CINTA DIBALUT DENDAM

CINTA DIBALUT DENDAM
EPISODE 68 JALAN-JALAN


__ADS_3

Dan disinilah mereka sekarang, dikebun binatang sesuai permintaan dari kembar. Setelah puas melihat binatang dari dekat bahkan ada beberapa hewan yang diajak bermain, sekarang kembar sudah lapar.


"anak-anak kita makan dulu atau lanjut lagi ke hewan berikutnya"? tanya Daniel karena terlihat anak-anak masih sangat antusias.

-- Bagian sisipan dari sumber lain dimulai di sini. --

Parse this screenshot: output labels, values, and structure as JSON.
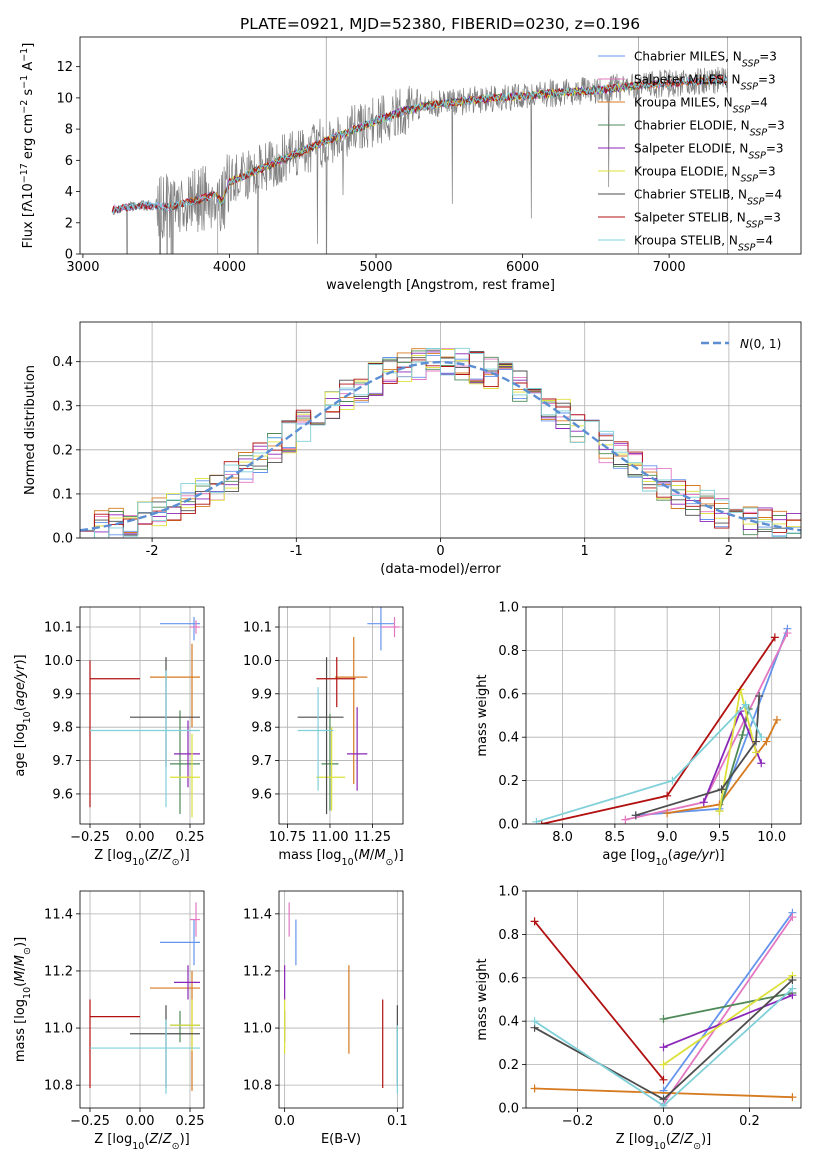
{
  "figure": {
    "title": "PLATE=0921, MJD=52380, FIBERID=0230, z=0.196"
  },
  "colors": [
    "#6495ed",
    "#e377c2",
    "#d67a20",
    "#4f8a58",
    "#8b27b8",
    "#dde03a",
    "#4d4d4d",
    "#b21010",
    "#7fd0d8"
  ],
  "data_color": "#808080",
  "model_names": [
    "Chabrier MILES, N_SSP=3",
    "Salpeter MILES, N_SSP=3",
    "Kroupa MILES, N_SSP=4",
    "Chabrier ELODIE, N_SSP=3",
    "Salpeter ELODIE, N_SSP=3",
    "Kroupa ELODIE, N_SSP=3",
    "Chabrier STELIB, N_SSP=4",
    "Salpeter STELIB, N_SSP=3",
    "Kroupa STELIB, N_SSP=4"
  ],
  "chart_data": [
    {
      "id": "spectrum",
      "type": "line",
      "xlabel": "wavelength [Angstrom, rest frame]",
      "ylabel": "Flux [fλ10^-17 erg cm^-2 s^-1 A^-1]",
      "xlim": [
        2980,
        7900
      ],
      "ylim": [
        0,
        13.9
      ],
      "xticks": [
        3000,
        4000,
        5000,
        6000,
        7000
      ],
      "yticks": [
        0,
        2,
        4,
        6,
        8,
        10,
        12
      ],
      "legend": {
        "placement": "upper right",
        "entries": [
          {
            "base": "Chabrier MILES, N",
            "sub": "SSP",
            "tail": "=3"
          },
          {
            "base": "Salpeter MILES, N",
            "sub": "SSP",
            "tail": "=3"
          },
          {
            "base": "Kroupa MILES, N",
            "sub": "SSP",
            "tail": "=4"
          },
          {
            "base": "Chabrier ELODIE, N",
            "sub": "SSP",
            "tail": "=3"
          },
          {
            "base": "Salpeter ELODIE, N",
            "sub": "SSP",
            "tail": "=3"
          },
          {
            "base": "Kroupa ELODIE, N",
            "sub": "SSP",
            "tail": "=3"
          },
          {
            "base": "Chabrier STELIB, N",
            "sub": "SSP",
            "tail": "=4"
          },
          {
            "base": "Salpeter STELIB, N",
            "sub": "SSP",
            "tail": "=3"
          },
          {
            "base": "Kroupa STELIB, N",
            "sub": "SSP",
            "tail": "=4"
          }
        ]
      },
      "continuum": {
        "wavelength": [
          3200,
          3300,
          3400,
          3500,
          3600,
          3700,
          3800,
          3900,
          3950,
          4000,
          4200,
          4400,
          4600,
          4800,
          5000,
          5200,
          5400,
          5600,
          5800,
          6000,
          6200,
          6500,
          6800,
          7100,
          7400
        ],
        "flux": [
          2.8,
          3.0,
          3.1,
          3.1,
          3.0,
          3.3,
          3.5,
          3.8,
          3.3,
          4.6,
          5.4,
          6.2,
          7.0,
          7.8,
          8.5,
          9.2,
          9.6,
          9.8,
          10.0,
          10.1,
          10.3,
          10.5,
          10.8,
          11.0,
          11.2
        ]
      },
      "model_ranges": [
        [
          3200,
          7400
        ],
        [
          3200,
          7400
        ],
        [
          3550,
          7400
        ],
        [
          3900,
          6800
        ],
        [
          3900,
          6800
        ],
        [
          3900,
          6800
        ],
        [
          3200,
          7400
        ],
        [
          3200,
          7400
        ],
        [
          3200,
          7400
        ]
      ]
    },
    {
      "id": "residual_histogram",
      "type": "histogram",
      "xlabel": "(data-model)/error",
      "ylabel": "Normed distribution",
      "xlim": [
        -2.5,
        2.5
      ],
      "ylim": [
        0,
        0.49
      ],
      "xticks": [
        -2,
        -1,
        0,
        1,
        2
      ],
      "yticks": [
        0.0,
        0.1,
        0.2,
        0.3,
        0.4
      ],
      "legend": {
        "placement": "upper right",
        "entries": [
          "N(0,1)"
        ]
      },
      "bin_width": 0.1,
      "reference": "gaussian N(0,1)"
    },
    {
      "id": "age_vs_z",
      "type": "errorbar",
      "xlabel": "Z [log10(Z/Z_sun)]",
      "ylabel": "age [log10(age/yr)]",
      "xlim": [
        -0.3,
        0.32
      ],
      "ylim": [
        9.51,
        10.16
      ],
      "xticks": [
        -0.25,
        0.0,
        0.25
      ],
      "xtick_labels": [
        "−0.25",
        "0.00",
        "0.25"
      ],
      "yticks": [
        9.6,
        9.7,
        9.8,
        9.9,
        10.0,
        10.1
      ],
      "ytick_labels": [
        "9.6",
        "9.7",
        "9.8",
        "9.9",
        "10.0",
        "10.1"
      ],
      "points": [
        {
          "x": 0.27,
          "x_lo": 0.1,
          "x_hi": 0.3,
          "y": 10.11,
          "y_lo": 10.06,
          "y_hi": 10.13
        },
        {
          "x": 0.28,
          "x_lo": 0.25,
          "x_hi": 0.3,
          "y": 10.1,
          "y_lo": 10.08,
          "y_hi": 10.12
        },
        {
          "x": 0.26,
          "x_lo": 0.05,
          "x_hi": 0.3,
          "y": 9.95,
          "y_lo": 9.8,
          "y_hi": 10.05
        },
        {
          "x": 0.2,
          "x_lo": 0.15,
          "x_hi": 0.3,
          "y": 9.69,
          "y_lo": 9.54,
          "y_hi": 9.85
        },
        {
          "x": 0.24,
          "x_lo": 0.17,
          "x_hi": 0.3,
          "y": 9.72,
          "y_lo": 9.62,
          "y_hi": 9.82
        },
        {
          "x": 0.26,
          "x_lo": 0.15,
          "x_hi": 0.3,
          "y": 9.65,
          "y_lo": 9.53,
          "y_hi": 9.78
        },
        {
          "x": 0.13,
          "x_lo": -0.05,
          "x_hi": 0.3,
          "y": 9.83,
          "y_lo": 9.68,
          "y_hi": 10.01
        },
        {
          "x": -0.25,
          "x_lo": -0.25,
          "x_hi": 0.0,
          "y": 9.945,
          "y_lo": 9.56,
          "y_hi": 10.0
        },
        {
          "x": 0.13,
          "x_lo": -0.25,
          "x_hi": 0.3,
          "y": 9.79,
          "y_lo": 9.56,
          "y_hi": 9.97
        }
      ]
    },
    {
      "id": "age_vs_mass",
      "type": "errorbar",
      "xlabel": "mass [log10(M/M_sun)]",
      "ylabel": "",
      "xlim": [
        10.7,
        11.43
      ],
      "ylim": [
        9.51,
        10.16
      ],
      "xticks": [
        10.75,
        11.0,
        11.25
      ],
      "xtick_labels": [
        "10.75",
        "11.00",
        "11.25"
      ],
      "yticks": [
        9.6,
        9.7,
        9.8,
        9.9,
        10.0,
        10.1
      ],
      "ytick_labels": [
        "9.6",
        "9.7",
        "9.8",
        "9.9",
        "10.0",
        "10.1"
      ],
      "points": [
        {
          "x": 11.3,
          "x_lo": 11.22,
          "x_hi": 11.38,
          "y": 10.11,
          "y_lo": 10.03,
          "y_hi": 10.16
        },
        {
          "x": 11.38,
          "x_lo": 11.3,
          "x_hi": 11.41,
          "y": 10.1,
          "y_lo": 10.07,
          "y_hi": 10.13
        },
        {
          "x": 11.14,
          "x_lo": 11.03,
          "x_hi": 11.22,
          "y": 9.95,
          "y_lo": 9.63,
          "y_hi": 10.07
        },
        {
          "x": 11.0,
          "x_lo": 10.95,
          "x_hi": 11.05,
          "y": 9.69,
          "y_lo": 9.55,
          "y_hi": 9.84
        },
        {
          "x": 11.16,
          "x_lo": 11.1,
          "x_hi": 11.22,
          "y": 9.72,
          "y_lo": 9.61,
          "y_hi": 9.86
        },
        {
          "x": 11.01,
          "x_lo": 10.92,
          "x_hi": 11.09,
          "y": 9.65,
          "y_lo": 9.55,
          "y_hi": 9.8
        },
        {
          "x": 10.98,
          "x_lo": 10.81,
          "x_hi": 11.08,
          "y": 9.83,
          "y_lo": 9.54,
          "y_hi": 10.01
        },
        {
          "x": 11.04,
          "x_lo": 10.92,
          "x_hi": 11.15,
          "y": 9.945,
          "y_lo": 9.86,
          "y_hi": 10.01
        },
        {
          "x": 10.93,
          "x_lo": 10.81,
          "x_hi": 11.02,
          "y": 9.79,
          "y_lo": 9.61,
          "y_hi": 9.92
        }
      ]
    },
    {
      "id": "weight_vs_age",
      "type": "line",
      "xlabel": "age [log10(age/yr)]",
      "ylabel": "mass weight",
      "xlim": [
        7.65,
        10.28
      ],
      "ylim": [
        0,
        1.0
      ],
      "xticks": [
        8.0,
        8.5,
        9.0,
        9.5,
        10.0
      ],
      "xtick_labels": [
        "8.0",
        "8.5",
        "9.0",
        "9.5",
        "10.0"
      ],
      "yticks": [
        0.0,
        0.2,
        0.4,
        0.6,
        0.8,
        1.0
      ],
      "ytick_labels": [
        "0.0",
        "0.2",
        "0.4",
        "0.6",
        "0.8",
        "1.0"
      ],
      "series": [
        {
          "x": [
            8.7,
            9.5,
            10.15
          ],
          "y": [
            0.04,
            0.07,
            0.9
          ]
        },
        {
          "x": [
            8.6,
            9.35,
            10.15
          ],
          "y": [
            0.02,
            0.1,
            0.88
          ]
        },
        {
          "x": [
            9.0,
            9.5,
            9.95,
            10.05
          ],
          "y": [
            0.05,
            0.09,
            0.38,
            0.48
          ]
        },
        {
          "x": [
            9.5,
            9.72,
            9.78
          ],
          "y": [
            0.06,
            0.41,
            0.53
          ]
        },
        {
          "x": [
            9.35,
            9.7,
            9.9
          ],
          "y": [
            0.1,
            0.52,
            0.28
          ]
        },
        {
          "x": [
            9.5,
            9.7,
            9.85
          ],
          "y": [
            0.06,
            0.62,
            0.33
          ]
        },
        {
          "x": [
            8.7,
            9.52,
            9.85,
            9.88
          ],
          "y": [
            0.04,
            0.16,
            0.38,
            0.59
          ]
        },
        {
          "x": [
            7.8,
            9.0,
            10.03
          ],
          "y": [
            0.0,
            0.13,
            0.86
          ]
        },
        {
          "x": [
            7.75,
            9.05,
            9.75,
            9.9
          ],
          "y": [
            0.01,
            0.2,
            0.55,
            0.4
          ]
        }
      ]
    },
    {
      "id": "mass_vs_z",
      "type": "errorbar",
      "xlabel": "Z [log10(Z/Z_sun)]",
      "ylabel": "mass [log10(M/M_sun)]",
      "xlim": [
        -0.3,
        0.32
      ],
      "ylim": [
        10.72,
        11.48
      ],
      "xticks": [
        -0.25,
        0.0,
        0.25
      ],
      "xtick_labels": [
        "−0.25",
        "0.00",
        "0.25"
      ],
      "yticks": [
        10.8,
        11.0,
        11.2,
        11.4
      ],
      "ytick_labels": [
        "10.8",
        "11.0",
        "11.2",
        "11.4"
      ],
      "points": [
        {
          "x": 0.27,
          "x_lo": 0.1,
          "x_hi": 0.3,
          "y": 11.3,
          "y_lo": 11.22,
          "y_hi": 11.38
        },
        {
          "x": 0.28,
          "x_lo": 0.25,
          "x_hi": 0.3,
          "y": 11.38,
          "y_lo": 11.32,
          "y_hi": 11.44
        },
        {
          "x": 0.26,
          "x_lo": 0.05,
          "x_hi": 0.3,
          "y": 11.14,
          "y_lo": 10.78,
          "y_hi": 11.2
        },
        {
          "x": 0.2,
          "x_lo": 0.15,
          "x_hi": 0.3,
          "y": 11.01,
          "y_lo": 10.95,
          "y_hi": 11.06
        },
        {
          "x": 0.24,
          "x_lo": 0.17,
          "x_hi": 0.3,
          "y": 11.16,
          "y_lo": 11.1,
          "y_hi": 11.22
        },
        {
          "x": 0.26,
          "x_lo": 0.15,
          "x_hi": 0.3,
          "y": 11.01,
          "y_lo": 10.92,
          "y_hi": 11.1
        },
        {
          "x": 0.13,
          "x_lo": -0.05,
          "x_hi": 0.3,
          "y": 10.98,
          "y_lo": 10.79,
          "y_hi": 11.08
        },
        {
          "x": -0.25,
          "x_lo": -0.25,
          "x_hi": 0.0,
          "y": 11.04,
          "y_lo": 10.79,
          "y_hi": 11.1
        },
        {
          "x": 0.13,
          "x_lo": -0.25,
          "x_hi": 0.3,
          "y": 10.93,
          "y_lo": 10.77,
          "y_hi": 11.03
        }
      ]
    },
    {
      "id": "mass_vs_ebv",
      "type": "errorbar",
      "xlabel": "E(B-V)",
      "ylabel": "",
      "xlim": [
        -0.005,
        0.105
      ],
      "ylim": [
        10.72,
        11.48
      ],
      "xticks": [
        0.0,
        0.1
      ],
      "xtick_labels": [
        "0.0",
        "0.1"
      ],
      "yticks": [
        10.8,
        11.0,
        11.2,
        11.4
      ],
      "ytick_labels": [
        "10.8",
        "11.0",
        "11.2",
        "11.4"
      ],
      "points": [
        {
          "x": 0.01,
          "y_lo": 11.22,
          "y_hi": 11.38
        },
        {
          "x": 0.004,
          "y_lo": 11.32,
          "y_hi": 11.44
        },
        {
          "x": 0.057,
          "y_lo": 10.91,
          "y_hi": 11.22
        },
        {
          "x": 0.0,
          "y_lo": 10.95,
          "y_hi": 11.06
        },
        {
          "x": 0.0,
          "y_lo": 11.1,
          "y_hi": 11.22
        },
        {
          "x": 0.0,
          "y_lo": 10.91,
          "y_hi": 11.1
        },
        {
          "x": 0.1,
          "y_lo": 10.8,
          "y_hi": 11.08
        },
        {
          "x": 0.087,
          "y_lo": 10.79,
          "y_hi": 11.1
        },
        {
          "x": 0.1,
          "y_lo": 10.77,
          "y_hi": 11.01
        }
      ]
    },
    {
      "id": "weight_vs_z",
      "type": "line",
      "xlabel": "Z [log10(Z/Z_sun)]",
      "ylabel": "mass weight",
      "xlim": [
        -0.32,
        0.32
      ],
      "ylim": [
        0,
        1.0
      ],
      "xticks": [
        -0.2,
        0.0,
        0.2
      ],
      "xtick_labels": [
        "−0.2",
        "0.0",
        "0.2"
      ],
      "yticks": [
        0.0,
        0.2,
        0.4,
        0.6,
        0.8,
        1.0
      ],
      "ytick_labels": [
        "0.0",
        "0.2",
        "0.4",
        "0.6",
        "0.8",
        "1.0"
      ],
      "series": [
        {
          "x": [
            0.0,
            0.3
          ],
          "y": [
            0.08,
            0.9
          ]
        },
        {
          "x": [
            0.0,
            0.3
          ],
          "y": [
            0.02,
            0.88
          ]
        },
        {
          "x": [
            -0.3,
            0.3
          ],
          "y": [
            0.09,
            0.05
          ]
        },
        {
          "x": [
            0.0,
            0.3
          ],
          "y": [
            0.41,
            0.53
          ]
        },
        {
          "x": [
            0.0,
            0.3
          ],
          "y": [
            0.28,
            0.52
          ]
        },
        {
          "x": [
            0.0,
            0.3
          ],
          "y": [
            0.2,
            0.61
          ]
        },
        {
          "x": [
            -0.3,
            0.0,
            0.3
          ],
          "y": [
            0.37,
            0.04,
            0.59
          ]
        },
        {
          "x": [
            -0.3,
            0.0
          ],
          "y": [
            0.86,
            0.13
          ]
        },
        {
          "x": [
            -0.3,
            0.0,
            0.3
          ],
          "y": [
            0.4,
            0.01,
            0.55
          ]
        }
      ]
    }
  ]
}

"kita ke hewan berikutnya om"


"Loan Leon kita makan dulu, jangan karena seru lupa makan" tegas Yasinta membuat kedua anaknya langsung menurut.


"kita makan apa ma"


"kita makan seafood lagi, nanti om ganteng akan bawakan kesini" Daniel yang jawab


"asyik-asyik-asyik asyik" nyanyi mereka berdua


"senang banget kayanya" goda Daniel


"senang om, hari ini kita jalan-jalan ke kebun binatang, tadi udah beli ice-cream, sekarang makan seafood lagi, ya enaklah" tutur Loan


Daniel melirik Yasinta sepintas, tapi yang dilirik masih sama datar tanpa ekspresi.


"Anak-anak sebelum kita makan mau ke toilet ngga " tawar bi Imah


"iya bi, dari tadi Loan udah pengen pipis, tapi Loan tahan" ucapnya dengan mimik lucu


"ayo bibi anterin"


"come on bi"


Lalu mereka bertiga berjalan menuju toilet di pojok sebelah kiri.


"Iyas, boleh ngga kalau aku mulai cerita sama anak-anak kalau aku ayah mereka" tanya Daniel hati-hati.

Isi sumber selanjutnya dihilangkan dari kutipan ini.